What is more disturbing is that these uncivil, corrupt Nyumba Yanga police officers had the audacity to detain and torture these victims of injustice for merely seeking an explanation. What kind of law are Nyumba Yanga police officers enforcing?

According to Article 15 of the Republican Constitution, “A person shall not be subjected to torture, or to inhuman or degrading punishment or other like treatment.” Do police officers not know that torturing an individual under detention is a violation of one’s constitutional rights?

Arising from this constitutional provision, it can be argued that there is no law in Zambia which authorises the police officers to beat up members of the public whom they detain as suspects.

Were the police officers in order to pour cold water on Agnes Lombe and Yvonne Kalenga, let alone detonate a tear gas canister in the holding cell? Which provision of the Penal Code did they contravene?

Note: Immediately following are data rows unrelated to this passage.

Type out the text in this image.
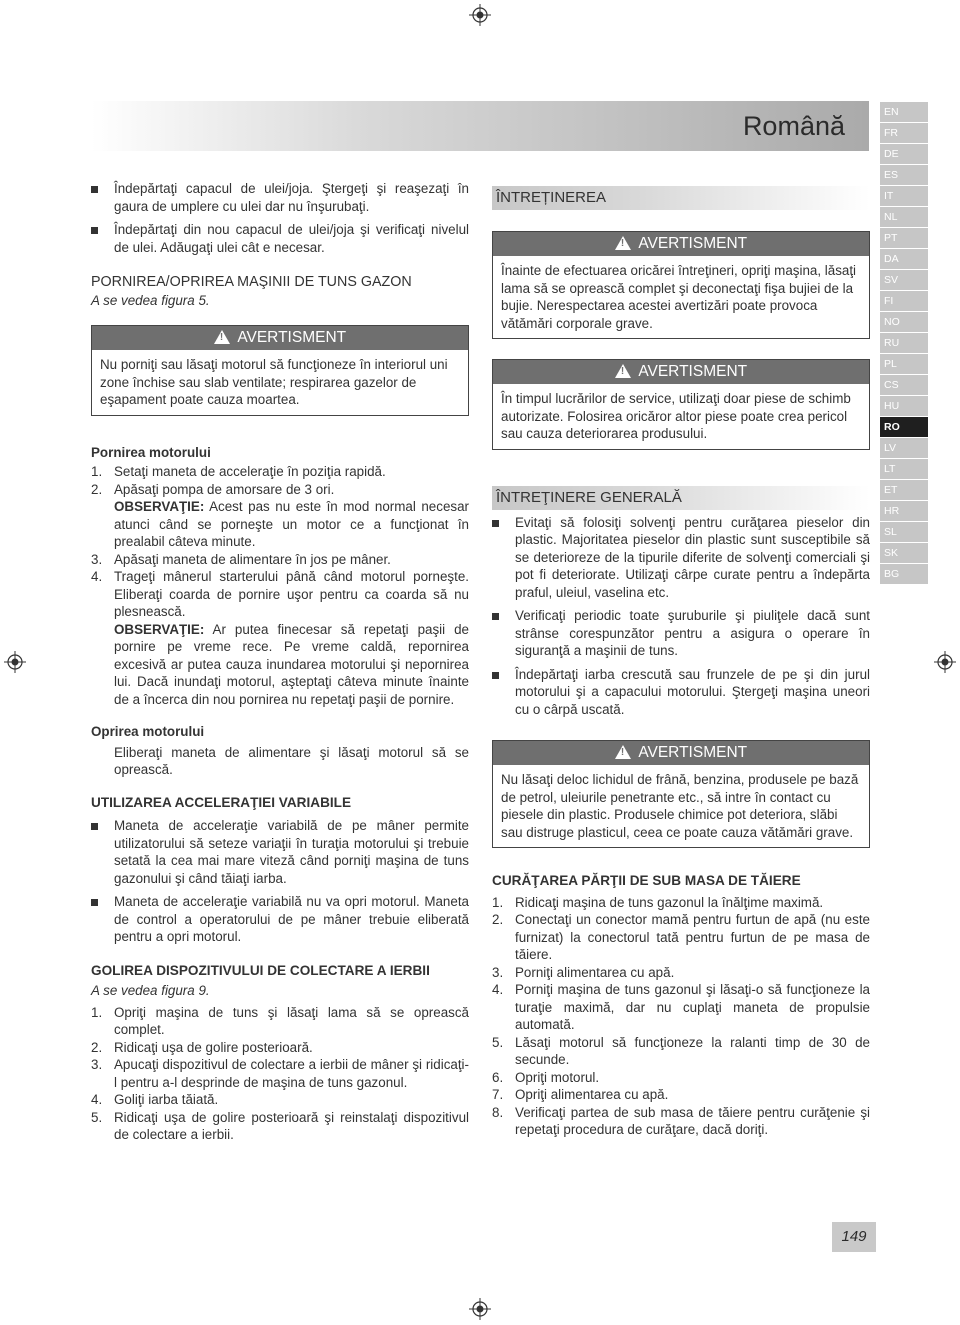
Română	EN
FR
DE
ES
IT
NL
PT
DA
SV
FI
NO
RU
PL
CS
HU
RO
LV
LT
ET
HR
SL
SK
BG
Îndepărtaţi capacul de ulei/joja. Ştergeţi şi reaşezaţi în gaura de umplere cu ulei dar nu înşurubaţi.
Îndepărtaţi din nou capacul de ulei/joja şi verificaţi nivelul de ulei. Adăugaţi ulei cât e necesar.
PORNIREA/OPRIREA MAŞINII DE TUNS GAZON
A se vedea figura 5.
! AVERTISMENT
Nu porniţi sau lăsaţi motorul să funcţioneze în interiorul uni zone închise sau slab ventilate; respirarea gazelor de eşapament poate cauza moartea.
Pornirea motorului
1. Setaţi maneta de acceleraţie în poziţia rapidă.
2. Apăsaţi pompa de amorsare de 3 ori.
OBSERVAŢIE: Acest pas nu este în mod normal necesar atunci când se porneşte un motor ce a funcţionat în prealabil câteva minute.
3. Apăsaţi maneta de alimentare în jos pe mâner.
4. Trageţi mânerul starterului până când motorul porneşte. Eliberaţi coarda de pornire uşor pentru ca coarda să nu plesnească.
OBSERVAŢIE: Ar putea finecesar să repetaţi paşii de pornire pe vreme rece. Pe vreme caldă, repornirea excesivă ar putea cauza inundarea motorului şi nepornirea lui. Dacă inundaţi motorul, aşteptaţi câteva minute înainte de a încerca din nou pornirea nu repetaţi paşii de pornire.
Oprirea motorului
Eliberaţi maneta de alimentare şi lăsaţi motorul să se oprească.
UTILIZAREA ACCELERAŢIEI VARIABILE
Maneta de acceleraţie variabilă de pe mâner permite utilizatorului să seteze variaţii în turaţia motorului şi trebuie setată la cea mai mare viteză când porniţi maşina de tuns gazonului şi când tăiaţi iarba.
Maneta de acceleraţie variabilă nu va opri motorul. Maneta de control a operatorului de pe mâner trebuie eliberată pentru a opri motorul.
GOLIREA DISPOZITIVULUI DE COLECTARE A IERBII
A se vedea figura 9.
1. Opriţi maşina de tuns şi lăsaţi lama să se oprească complet.
2. Ridicaţi uşa de golire posterioară.
3. Apucaţi dispozitivul de colectare a ierbii de mâner şi ridicaţi-l pentru a-l desprinde de maşina de tuns gazonul.
4. Goliţi iarba tăiată.
5. Ridicaţi uşa de golire posterioară şi reinstalaţi dispozitivul de colectare a ierbii.
ÎNTREȚINEREA
! AVERTISMENT
Înainte de efectuarea oricărei întreţineri, opriţi maşina, lăsaţi lama să se oprească complet şi deconectaţi fişa bujiei de la bujie. Nerespectarea acestei avertizări poate provoca vătămări corporale grave.
! AVERTISMENT
În timpul lucrărilor de service, utilizaţi doar piese de schimb autorizate. Folosirea oricăror altor piese poate crea pericol sau cauza deteriorarea produsului.
ÎNTREŢINERE GENERALĂ
Evitaţi să folosiţi solvenţi pentru curăţarea pieselor din plastic. Majoritatea pieselor din plastic sunt susceptibile să se deterioreze de la tipurile diferite de solvenţi comerciali şi pot fi deteriorate. Utilizaţi cârpe curate pentru a îndepărta praful, uleiul, vaselina etc.
Verificaţi periodic toate şuruburile şi piuliţele dacă sunt strânse corespunzător pentru a asigura o operare în siguranţă a maşinii de tuns.
Îndepărtaţi iarba crescută sau frunzele de pe şi din jurul motorului şi a capacului motorului. Ştergeţi maşina uneori cu o cârpă uscată.
! AVERTISMENT
Nu lăsaţi deloc lichidul de frână, benzina, produsele pe bază de petrol, uleiurile penetrante etc., să intre în contact cu piesele din plastic. Produsele chimice pot deteriora, slăbi sau distruge plasticul, ceea ce poate cauza vătămări grave.
CURĂŢAREA PĂRŢII DE SUB MASA DE TĂIERE
1. Ridicaţi maşina de tuns gazonul la înălţime maximă.
2. Conectaţi un conector mamă pentru furtun de apă (nu este furnizat) la conectorul tată pentru furtun de pe masa de tăiere.
3. Porniţi alimentarea cu apă.
4. Porniţi maşina de tuns gazonul şi lăsaţi-o să funcţioneze la turaţie maximă, dar nu cuplaţi maneta de propulsie automată.
5. Lăsaţi motorul să funcţioneze la ralanti timp de 30 de secunde.
6. Opriţi motorul.
7. Opriţi alimentarea cu apă.
8. Verificaţi partea de sub masa de tăiere pentru curăţenie şi repetaţi procedura de curăţare, dacă doriţi.
149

It is shameful that in spite of negative reports from a parliamentary committee on National Security and Foreign Affairs and the Anti-Corruption Commission labelling the Zambia Police Service as the most corrupt institution, the police officers appear allergic to change this bad institutional image.

What else could have motivated the Nyumba Yanga police officers to fleece Moses Tembo of the little money he had in his bank account if not corruption? If anyone doubts police corruption, think again.

A matter such as this one must be the easiest to probe in that the police post must have records of which police officers were on duty on the material night.

If anything, victims are able to identify which unscrupulous police officers corruptly got their money and tortured them on the eventful night. Does the police command need months or years to conclude such a probe?

We urge Woodlands Police Station to conduct investigations surrounding this serious matter expeditiously and professionally because shielding the culprits neither advances the cause of justice nor does it reflect the mandate the Police Service is entrusted to carried out.